Apresentando uma nova série de pinturas em grande escala, a exposição “What do they feel?” de Matt Mullican mergulha no universo molecular do interstício corporal de That Person (aquela pessoa), ou Glen, o alter ego que o artista vem a desvendar desde as suas primeiras incursões sobre hipnose em 1973. Sem género, idade, ou raça That Person tornou-se o veículo anónimo através do qual Mullican explora uma dimensão paralela expressiva, dando liberdade à gestualidade catártica. Não por isso deixa a mesma de ser sistematizada e minuciosamente organizada, demonstrando após 45 anos de carreira um universo sintáctico, pictórico, e conceptual que se torna o cerne cosmológico da sua obra prolífica, que se expande pelos campos da performance, escultura, pintura e instalação.
“All I see are light patterns”, diz-nos o artista em 1972, desmontando o espectro de luz num código do real visível: verde traduz os elementos naturais; azul, o mundo; amarelo, a cultura; preto e branco, a linguagem; vermelho, a mente. Dois dos cinco níveis da sua ordem cosmológica podem ser identificados na série de pinturas Untitled (Signs in the Elements of That Body), representando close-ups anatómicos de paisagens celulares, quase industriais, que se tornam aproximações à complexidade ramificada de um urbanismo citadino abstracto. Nestas pinturas, que parecem elas mesmas partir de amostras laboratoriais, submergimos na engrenagem molecular psicadélica e ziguezagueante de tecidos entrelaçados, perdidos algures entre diagramas metabólicos e estruturas biónicas. Já em What My Eyes See, 2018, podemos encontrar o corpo de That Person refractado através do mesmo espectro de cor, desta vez decomposto através de pedras pintadas expostas sobre uma base de cama.

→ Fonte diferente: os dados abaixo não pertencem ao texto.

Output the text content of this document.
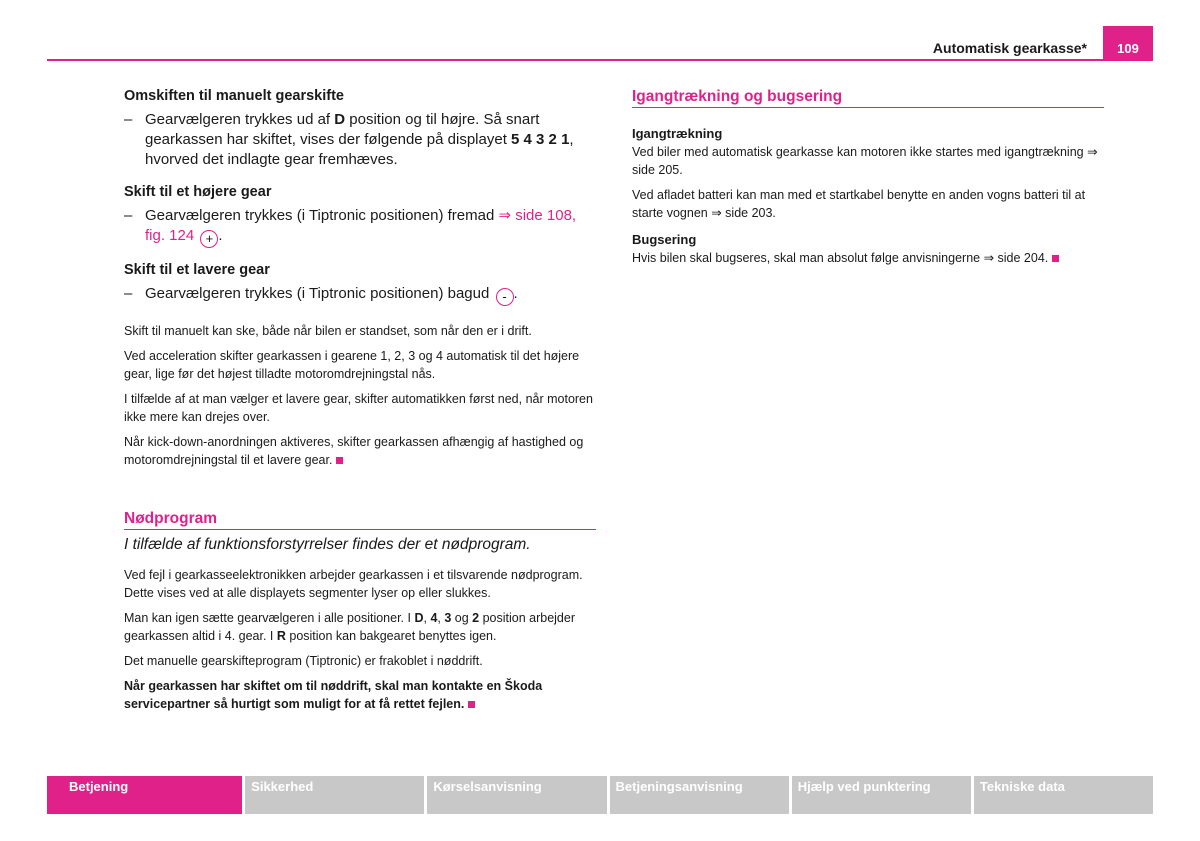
Automatisk gearkasse*	109
Omskiften til manuelt gearskifte
– Gearvælgeren trykkes ud af D position og til højre. Så snart gearkassen har skiftet, vises der følgende på displayet 5 4 3 2 1, hvorved det indlagte gear fremhæves.
Skift til et højere gear
– Gearvælgeren trykkes (i Tiptronic positionen) fremad ⇒ side 108, fig. 124 + .
Skift til et lavere gear
– Gearvælgeren trykkes (i Tiptronic positionen) bagud - .

Skift til manuelt kan ske, både når bilen er standset, som når den er i drift.

Ved acceleration skifter gearkassen i gearene 1, 2, 3 og 4 automatisk til det højere gear, lige før det højest tilladte motoromdrejningstal nås.

I tilfælde af at man vælger et lavere gear, skifter automatikken først ned, når motoren ikke mere kan drejes over.

Når kick-down-anordningen aktiveres, skifter gearkassen afhængig af hastighed og motoromdrejningstal til et lavere gear.

Nødprogram
I tilfælde af funktionsforstyrrelser findes der et nødprogram.

Ved fejl i gearkasseelektronikken arbejder gearkassen i et tilsvarende nødprogram. Dette vises ved at alle displayets segmenter lyser op eller slukkes.

Man kan igen sætte gearvælgeren i alle positioner. I D, 4, 3 og 2 position arbejder gearkassen altid i 4. gear. I R position kan bakgearet benyttes igen.

Det manuelle gearskifteprogram (Tiptronic) er frakoblet i nøddrift.

Når gearkassen har skiftet om til nøddrift, skal man kontakte en Škoda servicepartner så hurtigt som muligt for at få rettet fejlen.

Igangtrækning og bugsering
Igangtrækning

Ved biler med automatisk gearkasse kan motoren ikke startes med igangtrækning ⇒ side 205.

Ved afladet batteri kan man med et startkabel benytte en anden vogns batteri til at starte vognen ⇒ side 203.

Bugsering

Hvis bilen skal bugseres, skal man absolut følge anvisningerne ⇒ side 204.

Betjening	Sikkerhed	Kørselsanvisning	Betjeningsanvisning	Hjælp ved punktering	Tekniske data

O espaço interpretativo criado por Mullican, interliga mundos pop, brut, conceptuais e minimalistas, recorrendo a estratégias de redução gráfica que dominam o território formal da sua práctica artística. Estas sugerem um intervalo entre um espaço semiótico altamente codificado, onde pictogramas e signos criam alfabetos enciclopédicos, e uma destreza expressiva que se inspira na escrita automática. Técnicas como a frottage – que o artista identifica como o primeiro meio de reprodução de imagens, onde a transferência de energia traduz informação simbólica – tornam-se centrais à sua obra e são aqui pela primeira vez apresentadas sobre fotografias impressas em tela, na série Untitled (Yellow Monster) de 2018.

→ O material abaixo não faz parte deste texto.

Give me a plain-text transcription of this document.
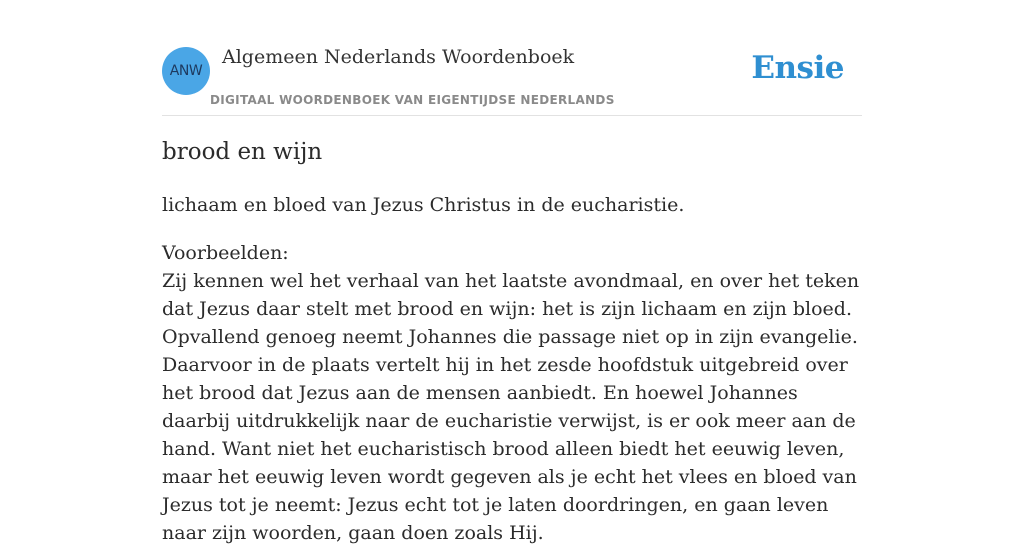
ANW
Algemeen Nederlands Woordenboek
DIGITAAL WOORDENBOEK VAN EIGENTIJDSE NEDERLANDS
Ensie
brood en wijn

lichaam en bloed van Jezus Christus in de eucharistie.

Voorbeelden:
Zij kennen wel het verhaal van het laatste avondmaal, en over het teken dat Jezus daar stelt met brood en wijn: het is zijn lichaam en zijn bloed. Opvallend genoeg neemt Johannes die passage niet op in zijn evangelie. Daarvoor in de plaats vertelt hij in het zesde hoofdstuk uitgebreid over het brood dat Jezus aan de mensen aanbiedt. En hoewel Johannes daarbij uitdrukkelijk naar de eucharistie verwijst, is er ook meer aan de hand. Want niet het eucharistisch brood alleen biedt het eeuwig leven, maar het eeuwig leven wordt gegeven als je echt het vlees en bloed van Jezus tot je neemt: Jezus echt tot je laten doordringen, en gaan leven naar zijn woorden, gaan doen zoals Hij.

A mesma técnica é também aplicada na série Untitled (Dead Man Nr.1-4), 2018, para dar corpo a desenhos abstractos que partem de estilizações de fotografias da Guerra Civil Americana (1861-65). Reduzidas a linha através de um suporte digital, esta série de quatro pinturas desenvolve-se a partir de uma estratégia de síntese formal, onde paisagem e corpo se fundem num plano em abstracção. Os limites da representação objectiva são postos à prova quando Mullican disseca as componentes espaciais do campo representado, depurando o seu conteúdo e relembrando-nos do papel da arte como interface recodificador do real. A redução da linha e componentes pictóricos da obra apelam também à reflexão sobre a própria condição liminar da morte, bem como o debate ético sobre a sua representação nos media, tendo em conta a circulação excessiva de imagens de guerra hoje em dia, e a replicação das mesmas, o que poderá conduzir a um estado generalizado de imunidade sensorial, ou mediaticidade desmedida. Não obstante, Untitled (Dead Man Nr.1-4) alude também à revisitada série Dolls Head Posters e à obra Dead Man and Doll de 1973, incluindo subtítulos na fonte desenhada pelo próprio artista. A mesma tipografia está presente na série That Person Lives, 2018, que descreve acções quotidianas de That Person, ou Glen, o passageiro íntimo de Mullican, que é introduzido aqui na repetição rítmica da sua anonimidade mundana.